Là-bas, le pouvoir est non seulement morcelé entre
trois institutions, il est surtout a-démocratique. Il réside non dans les urnes
mais dans un corpus de textes constitué de la Déclaration de 1776, de la
Constitution de 1787 et des Dix amendements de 1790 complétés par d’autres. Il
est immuable et immutable, sacralisé même, puisque la Déclaration de 1776
proclame l’origine divine des droits et des institutions, et que les Américains,
et pas seulement l’école néoconservatrice, ont toujours affirmé cette origine.
Et même s’ils la considèrent comme un cas de figure, ils n’en demeurent pas
moins attachés à cette sacralisation laïque (3).

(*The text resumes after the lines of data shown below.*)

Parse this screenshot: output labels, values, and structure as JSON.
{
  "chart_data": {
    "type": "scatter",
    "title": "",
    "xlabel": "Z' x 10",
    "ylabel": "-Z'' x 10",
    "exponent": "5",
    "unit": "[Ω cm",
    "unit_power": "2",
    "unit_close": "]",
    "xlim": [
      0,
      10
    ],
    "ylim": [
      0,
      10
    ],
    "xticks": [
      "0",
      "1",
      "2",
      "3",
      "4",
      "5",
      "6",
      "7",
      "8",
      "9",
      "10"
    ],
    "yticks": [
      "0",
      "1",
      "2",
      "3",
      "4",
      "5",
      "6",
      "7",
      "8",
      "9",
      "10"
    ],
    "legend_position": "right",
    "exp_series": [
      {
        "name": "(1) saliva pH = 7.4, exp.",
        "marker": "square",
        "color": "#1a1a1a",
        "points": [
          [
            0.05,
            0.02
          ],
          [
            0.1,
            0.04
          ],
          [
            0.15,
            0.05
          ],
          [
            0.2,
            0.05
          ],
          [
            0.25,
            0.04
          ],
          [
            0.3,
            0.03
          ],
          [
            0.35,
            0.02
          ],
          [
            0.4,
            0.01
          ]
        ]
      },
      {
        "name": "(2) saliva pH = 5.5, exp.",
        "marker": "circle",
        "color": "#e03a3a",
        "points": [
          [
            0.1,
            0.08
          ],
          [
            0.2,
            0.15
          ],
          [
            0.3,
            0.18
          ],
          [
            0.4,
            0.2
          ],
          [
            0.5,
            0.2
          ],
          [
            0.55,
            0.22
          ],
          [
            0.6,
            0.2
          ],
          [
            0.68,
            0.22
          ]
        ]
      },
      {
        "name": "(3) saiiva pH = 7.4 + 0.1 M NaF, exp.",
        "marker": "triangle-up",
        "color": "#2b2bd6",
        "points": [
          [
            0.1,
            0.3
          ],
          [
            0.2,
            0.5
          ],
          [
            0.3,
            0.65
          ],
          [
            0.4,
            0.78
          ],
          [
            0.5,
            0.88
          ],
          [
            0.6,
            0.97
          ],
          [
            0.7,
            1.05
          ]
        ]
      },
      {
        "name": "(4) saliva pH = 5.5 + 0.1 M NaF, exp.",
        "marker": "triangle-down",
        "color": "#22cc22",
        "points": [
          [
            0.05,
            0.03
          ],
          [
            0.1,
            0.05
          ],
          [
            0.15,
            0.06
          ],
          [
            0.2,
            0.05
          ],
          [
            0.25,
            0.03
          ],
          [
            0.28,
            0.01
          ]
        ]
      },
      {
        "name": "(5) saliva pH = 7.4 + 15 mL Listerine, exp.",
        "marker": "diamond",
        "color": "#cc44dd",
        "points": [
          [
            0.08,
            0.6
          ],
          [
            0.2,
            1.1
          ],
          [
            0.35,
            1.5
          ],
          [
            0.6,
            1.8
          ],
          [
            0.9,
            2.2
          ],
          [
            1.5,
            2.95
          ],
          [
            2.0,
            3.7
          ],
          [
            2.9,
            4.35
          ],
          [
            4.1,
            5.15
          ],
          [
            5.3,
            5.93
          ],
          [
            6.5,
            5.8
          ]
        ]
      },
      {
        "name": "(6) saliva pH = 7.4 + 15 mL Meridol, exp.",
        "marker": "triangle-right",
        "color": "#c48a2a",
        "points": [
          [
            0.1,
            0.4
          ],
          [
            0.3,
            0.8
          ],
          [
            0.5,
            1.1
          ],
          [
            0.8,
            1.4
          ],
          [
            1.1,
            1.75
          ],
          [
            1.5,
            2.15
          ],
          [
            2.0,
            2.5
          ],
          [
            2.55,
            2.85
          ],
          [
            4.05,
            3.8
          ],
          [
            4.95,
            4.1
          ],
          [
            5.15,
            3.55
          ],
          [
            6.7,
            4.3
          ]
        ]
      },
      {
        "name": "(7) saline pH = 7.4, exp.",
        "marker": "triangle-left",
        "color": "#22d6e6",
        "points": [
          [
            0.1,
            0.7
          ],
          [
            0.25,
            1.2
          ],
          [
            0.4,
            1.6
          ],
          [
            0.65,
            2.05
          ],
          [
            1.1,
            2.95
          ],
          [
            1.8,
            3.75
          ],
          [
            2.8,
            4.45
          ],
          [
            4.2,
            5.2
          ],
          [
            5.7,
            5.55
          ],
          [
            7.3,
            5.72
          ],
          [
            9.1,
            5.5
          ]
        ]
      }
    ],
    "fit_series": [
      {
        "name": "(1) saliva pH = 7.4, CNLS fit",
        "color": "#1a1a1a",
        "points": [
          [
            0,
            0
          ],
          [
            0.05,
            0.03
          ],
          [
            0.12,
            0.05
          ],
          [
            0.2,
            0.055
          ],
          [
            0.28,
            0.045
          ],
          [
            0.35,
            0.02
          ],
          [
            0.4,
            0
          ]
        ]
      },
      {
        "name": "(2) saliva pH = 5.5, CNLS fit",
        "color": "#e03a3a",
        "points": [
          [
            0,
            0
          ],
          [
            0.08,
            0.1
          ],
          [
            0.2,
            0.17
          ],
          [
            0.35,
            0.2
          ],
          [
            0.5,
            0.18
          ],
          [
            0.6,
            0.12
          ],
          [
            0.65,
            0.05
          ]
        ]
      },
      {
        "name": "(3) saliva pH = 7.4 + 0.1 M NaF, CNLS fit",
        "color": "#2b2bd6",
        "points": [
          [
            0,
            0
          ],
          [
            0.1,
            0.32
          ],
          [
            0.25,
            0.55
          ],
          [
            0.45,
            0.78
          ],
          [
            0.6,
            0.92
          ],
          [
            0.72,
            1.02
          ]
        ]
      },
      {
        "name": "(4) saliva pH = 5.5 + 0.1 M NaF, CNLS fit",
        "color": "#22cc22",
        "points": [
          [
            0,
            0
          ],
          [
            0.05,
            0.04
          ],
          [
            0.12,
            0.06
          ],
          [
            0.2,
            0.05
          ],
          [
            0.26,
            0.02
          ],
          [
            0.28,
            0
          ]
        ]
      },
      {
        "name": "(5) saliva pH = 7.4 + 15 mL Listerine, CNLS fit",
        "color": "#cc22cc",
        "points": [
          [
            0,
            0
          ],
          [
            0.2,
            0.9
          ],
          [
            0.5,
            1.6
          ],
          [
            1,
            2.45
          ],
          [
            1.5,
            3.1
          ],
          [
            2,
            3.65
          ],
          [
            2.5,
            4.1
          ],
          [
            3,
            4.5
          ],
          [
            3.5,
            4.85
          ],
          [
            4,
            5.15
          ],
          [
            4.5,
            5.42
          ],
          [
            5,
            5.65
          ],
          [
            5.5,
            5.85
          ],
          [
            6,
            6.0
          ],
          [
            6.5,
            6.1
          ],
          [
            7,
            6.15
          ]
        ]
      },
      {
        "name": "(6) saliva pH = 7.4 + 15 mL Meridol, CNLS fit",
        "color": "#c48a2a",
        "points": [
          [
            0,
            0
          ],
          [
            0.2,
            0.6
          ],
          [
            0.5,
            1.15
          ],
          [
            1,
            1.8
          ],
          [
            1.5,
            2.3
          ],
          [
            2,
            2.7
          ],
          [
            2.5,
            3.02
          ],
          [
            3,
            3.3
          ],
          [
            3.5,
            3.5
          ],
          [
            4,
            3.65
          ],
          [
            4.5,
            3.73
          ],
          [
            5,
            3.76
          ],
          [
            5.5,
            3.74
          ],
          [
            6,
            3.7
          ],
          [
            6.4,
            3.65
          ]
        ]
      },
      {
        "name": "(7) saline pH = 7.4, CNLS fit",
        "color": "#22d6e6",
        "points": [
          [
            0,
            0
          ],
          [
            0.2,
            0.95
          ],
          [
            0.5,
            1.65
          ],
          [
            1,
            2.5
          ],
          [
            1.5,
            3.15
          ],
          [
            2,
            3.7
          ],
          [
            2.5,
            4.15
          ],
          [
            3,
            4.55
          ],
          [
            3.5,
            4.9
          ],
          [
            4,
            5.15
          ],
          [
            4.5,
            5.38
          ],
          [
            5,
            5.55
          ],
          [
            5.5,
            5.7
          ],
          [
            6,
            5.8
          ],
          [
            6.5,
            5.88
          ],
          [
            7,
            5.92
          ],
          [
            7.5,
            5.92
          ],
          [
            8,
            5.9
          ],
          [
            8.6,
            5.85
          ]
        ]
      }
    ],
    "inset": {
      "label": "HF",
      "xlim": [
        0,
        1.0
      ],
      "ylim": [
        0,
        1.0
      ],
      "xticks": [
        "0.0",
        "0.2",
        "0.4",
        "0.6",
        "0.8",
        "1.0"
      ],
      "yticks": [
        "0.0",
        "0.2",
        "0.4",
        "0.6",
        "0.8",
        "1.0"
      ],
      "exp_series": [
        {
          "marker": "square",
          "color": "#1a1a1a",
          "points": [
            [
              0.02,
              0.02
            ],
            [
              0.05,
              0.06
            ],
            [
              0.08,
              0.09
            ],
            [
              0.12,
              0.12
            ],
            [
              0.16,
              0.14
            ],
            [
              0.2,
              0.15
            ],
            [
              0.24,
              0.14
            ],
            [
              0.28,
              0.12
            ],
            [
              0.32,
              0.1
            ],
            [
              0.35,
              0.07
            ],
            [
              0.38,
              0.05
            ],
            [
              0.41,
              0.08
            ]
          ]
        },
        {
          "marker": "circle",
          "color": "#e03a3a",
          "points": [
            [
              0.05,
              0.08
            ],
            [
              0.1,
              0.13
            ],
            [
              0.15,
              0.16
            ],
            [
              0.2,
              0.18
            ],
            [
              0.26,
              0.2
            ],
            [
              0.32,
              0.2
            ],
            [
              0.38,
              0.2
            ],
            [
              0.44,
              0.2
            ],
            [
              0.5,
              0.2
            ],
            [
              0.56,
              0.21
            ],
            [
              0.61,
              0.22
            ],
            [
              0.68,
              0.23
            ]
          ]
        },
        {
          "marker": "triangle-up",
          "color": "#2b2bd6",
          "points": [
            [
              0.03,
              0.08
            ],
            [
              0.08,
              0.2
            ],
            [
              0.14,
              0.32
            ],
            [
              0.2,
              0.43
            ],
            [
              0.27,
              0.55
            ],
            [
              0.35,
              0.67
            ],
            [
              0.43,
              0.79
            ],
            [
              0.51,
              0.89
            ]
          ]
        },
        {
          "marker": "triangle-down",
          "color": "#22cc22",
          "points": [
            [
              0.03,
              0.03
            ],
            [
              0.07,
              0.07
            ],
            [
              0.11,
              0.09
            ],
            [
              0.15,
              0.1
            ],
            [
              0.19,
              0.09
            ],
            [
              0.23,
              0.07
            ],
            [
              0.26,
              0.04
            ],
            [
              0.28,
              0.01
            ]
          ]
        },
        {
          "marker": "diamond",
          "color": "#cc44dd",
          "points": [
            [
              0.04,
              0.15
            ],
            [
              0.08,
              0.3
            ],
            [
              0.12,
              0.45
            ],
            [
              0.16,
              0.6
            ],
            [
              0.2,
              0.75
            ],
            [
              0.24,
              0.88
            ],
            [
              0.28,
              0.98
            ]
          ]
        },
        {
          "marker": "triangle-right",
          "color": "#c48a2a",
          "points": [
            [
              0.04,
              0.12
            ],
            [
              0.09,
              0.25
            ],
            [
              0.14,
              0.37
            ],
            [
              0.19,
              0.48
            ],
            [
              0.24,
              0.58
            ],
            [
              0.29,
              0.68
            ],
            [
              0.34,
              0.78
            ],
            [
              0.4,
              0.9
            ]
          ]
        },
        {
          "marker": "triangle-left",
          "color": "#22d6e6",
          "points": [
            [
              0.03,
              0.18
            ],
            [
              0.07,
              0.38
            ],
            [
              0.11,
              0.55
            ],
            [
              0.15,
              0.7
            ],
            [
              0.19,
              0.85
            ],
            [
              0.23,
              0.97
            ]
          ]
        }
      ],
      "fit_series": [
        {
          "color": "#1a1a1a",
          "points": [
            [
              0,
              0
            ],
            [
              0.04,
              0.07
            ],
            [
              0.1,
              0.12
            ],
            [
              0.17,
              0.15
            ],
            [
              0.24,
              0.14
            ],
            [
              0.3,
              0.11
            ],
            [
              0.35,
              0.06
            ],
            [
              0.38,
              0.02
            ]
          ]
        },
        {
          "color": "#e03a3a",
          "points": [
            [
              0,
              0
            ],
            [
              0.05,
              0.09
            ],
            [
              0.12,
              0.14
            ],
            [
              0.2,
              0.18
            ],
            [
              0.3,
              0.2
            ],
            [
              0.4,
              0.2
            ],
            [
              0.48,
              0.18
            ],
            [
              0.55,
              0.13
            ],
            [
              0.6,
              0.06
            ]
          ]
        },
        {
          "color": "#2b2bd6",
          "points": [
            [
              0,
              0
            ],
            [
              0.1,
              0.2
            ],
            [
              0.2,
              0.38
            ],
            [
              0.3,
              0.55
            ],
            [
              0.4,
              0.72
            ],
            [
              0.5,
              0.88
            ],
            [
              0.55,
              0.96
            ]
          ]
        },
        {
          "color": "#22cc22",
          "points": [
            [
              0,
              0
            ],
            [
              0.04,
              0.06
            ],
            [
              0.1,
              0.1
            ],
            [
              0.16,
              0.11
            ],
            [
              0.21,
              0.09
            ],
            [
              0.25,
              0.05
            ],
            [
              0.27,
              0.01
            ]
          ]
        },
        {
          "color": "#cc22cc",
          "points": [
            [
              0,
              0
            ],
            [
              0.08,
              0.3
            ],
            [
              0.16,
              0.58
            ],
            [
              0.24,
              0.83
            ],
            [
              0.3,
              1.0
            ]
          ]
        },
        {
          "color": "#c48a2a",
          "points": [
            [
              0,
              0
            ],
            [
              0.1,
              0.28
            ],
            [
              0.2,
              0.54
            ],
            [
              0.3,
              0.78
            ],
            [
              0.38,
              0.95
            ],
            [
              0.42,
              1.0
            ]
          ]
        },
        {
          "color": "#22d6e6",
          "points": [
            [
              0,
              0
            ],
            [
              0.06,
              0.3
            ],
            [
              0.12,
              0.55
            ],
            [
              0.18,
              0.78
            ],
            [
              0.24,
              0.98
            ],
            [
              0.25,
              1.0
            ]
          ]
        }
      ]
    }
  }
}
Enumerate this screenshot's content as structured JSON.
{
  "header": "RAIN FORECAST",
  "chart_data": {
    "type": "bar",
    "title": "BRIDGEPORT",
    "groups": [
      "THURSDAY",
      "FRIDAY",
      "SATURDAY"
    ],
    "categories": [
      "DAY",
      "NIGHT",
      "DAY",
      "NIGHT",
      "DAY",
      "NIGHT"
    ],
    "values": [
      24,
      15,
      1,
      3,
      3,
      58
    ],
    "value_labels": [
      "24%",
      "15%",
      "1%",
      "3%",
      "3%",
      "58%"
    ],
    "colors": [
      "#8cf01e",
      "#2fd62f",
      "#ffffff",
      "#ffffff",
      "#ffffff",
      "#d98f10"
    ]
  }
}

Ajuste titre
d’ailleurs : Hannah Arendt expliquait que ce qui la frappait le plus aux
États-Unis, est que ce pays ne constituait pas une nation au sens historique et
européen, et qu’il devait être réduit à sa constitution qui est finalement la
seule chose qui soude entre eux des immigrants aux origines les plus diverses.
Or comment faire pour que ces immigrants se reconnaissent tous (unanimement)
dans un même texte ? En le libérant précisément de toute légitimité
élective démocratique (majoritaire), ce que sa genèse permet de faire.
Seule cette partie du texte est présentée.